WHO prepares to fight to 800 percent growth in the last week of Ebola cases.

Ebola is a word the brings terror and mass confusion to mind. An outbreak of any type could be devastating, and for the most part, many assume we have seen the last of the disease with the end of the 2014 outbreak. This is not the case as suddenly it is resurfacing in refugee populations in the Democratic Republic of Congo. This most recent outbreak started on April 22 and has grown 800 percent since then.

The current outbreak is still in the early stages. The total number of cases jumped from nine to 29 in seven days. As relief workers found out during the 2014 outbreak, it only takes one patient traveling outside of the exposure zone to start a widespread, multi-national outbreak. There have already been approximately 400 people exposed to the virus from these 29 cases alone.

An outbreak of Ebola can spread quickly with as much as one single traveler making it beyond the containment zone.

On April 22, the recent outbreak came to the attention of the World Health Organization as a man being transported to the hospital with a suspected case died. According to a recent report:

“The outbreak was reported in a densely forested part of Bas-Uele Province, near the border with the Central African Republic. Cases have occurred in four separate parts of a region called the Likati health zone.

Aid groups and the W.H.O. have struggled to reach the affected area, which has no paved roads.

The first known case occurred on April 22, when a 39-year-old man who had fever, vomiting, diarrhea and bleeding died on the way to a hospital in the Likati zone. The person caring for him and a motorcyclist who transported him also died.

The first six months of the response to the outbreak are expected to cost the W.H.O. and aid groups $10 million. Telecommunications networks would have to be established and airstrips repaired so that aid workers can provide the necessary medical care.”

While the current outbreak is concentrated in a remote part of Africa, it is not enough to assume the remote location works as an advantage.
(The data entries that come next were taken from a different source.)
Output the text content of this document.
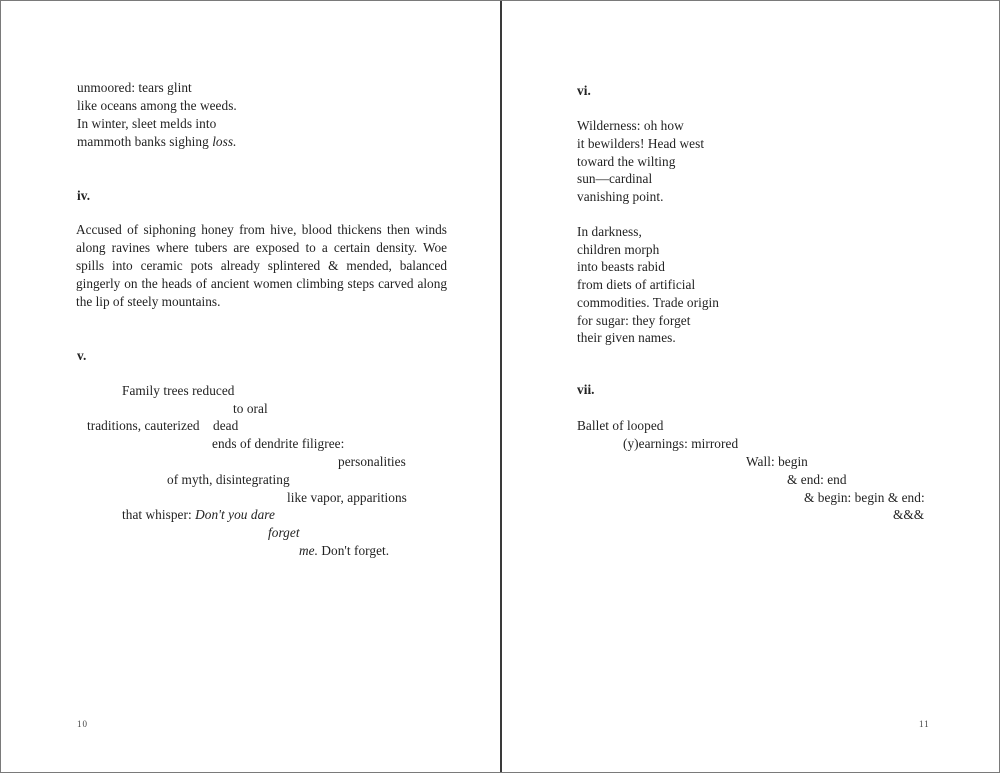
unmoored: tears glint
like oceans among the weeds.
In winter, sleet melds into
mammoth banks sighing loss.
iv.
Accused of siphoning honey from hive, blood thickens then winds along ravines where tubers are exposed to a certain density. Woe spills into ceramic pots already splintered & mended, balanced gingerly on the heads of ancient women climbing steps carved along the lip of steely mountains.
v.
Family trees reduced
to oral
traditions, cauterized dead
ends of dendrite filigree:
personalities
of myth, disintegrating
like vapor, apparitions
that whisper: Don't you dare
forget
me. Don't forget.
10
vi.
Wilderness: oh how
it bewilders! Head west
toward the wilting
sun—cardinal
vanishing point.
In darkness,
children morph
into beasts rabid
from diets of artificial
commodities. Trade origin
for sugar: they forget
their given names.
vii.
Ballet of looped
(y)earnings: mirrored
Wall: begin
& end: end
& begin: begin & end:
&&&
11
The W.H.O. workers have had a tough time even getting to treatment sites so at this time is in not clear if the 400 people they know have come into contact with Ebola are the only ones. There may be others who have continued to travel in the area. Many Africans are making their way to Europe amidst the migrant crisis. It could only be a matter of time before it spreads in that manner.

The outbreak in 2014 began in this same manner, in a remote part of Africa. According to a recent report:

“With international travel via airports, trains and cars available throughout the region, a single infected individual on an airplane could infect scores of others, who in turn could infect scores more.”

In an attempt to slow down the current growth of the breakout, emergency workers are moving into the area to focus on the 400 exposures. These efforts will include setting up isolation units to limit those people from passing it on to others.

400 exposures may not seem like that big of a number, but remember it only takes one person traveling outside of the immediate area to turn this number into thousands. The video below explains how Ebola can suddenly move beyond the local area to a worldwide issue. It does not take much for this to happen. With refugees streaming out of Africa, this scenario is not outrageous.

It is not known yet if the current outbreak is a similar strain to the one we saw in 2014. That strain has been particularly troubling as officials realized:

the 2014 strain began hyper-evolving, to the point that had it not been contained and continued to spread through human contact, it could have gone airborne, making it as easy to catch as a common cold.

In response to this unprecedented threat, US government officials began preparing for mass casualties, reportedly going so far as to develop plans for Community Care Centers where infected individuals, or those suspected of infections, would be detained indefinitely.

As the Ebola contagion spread across the globe, the panicked populace rushed to stockpile emergency supplies like freeze dried foods, bio-protective body suits and gas masks.

The concern, of course, was that a virus with a 90% fatality rate after infection would make its way to local American communities. As Tess Pennington notes in her Pandemic Preparedness Guide, once it’s within 50 miles of where you live, it’s time to worry and take immediate steps to isolate your family from the threat, because most people won’t realize how serious of a situation they are in.”

Within the public health community, there has been lots of talk about the shortcomings of the W.H.O. response to the 2014 outbreak. It is scary to think that this time around something similar may unfold naturally due to limited access to the area. The virus is growing very quickly as workers struggle to arrive on site.

The biggest difference between 2014 and now is the fact that the W.H.O. is at least attempting to get on the ground this time. Their efforts have been slower than they would like but the attempt is there. Let’s hope this is not the type of evolving strain that could at some point go airborne.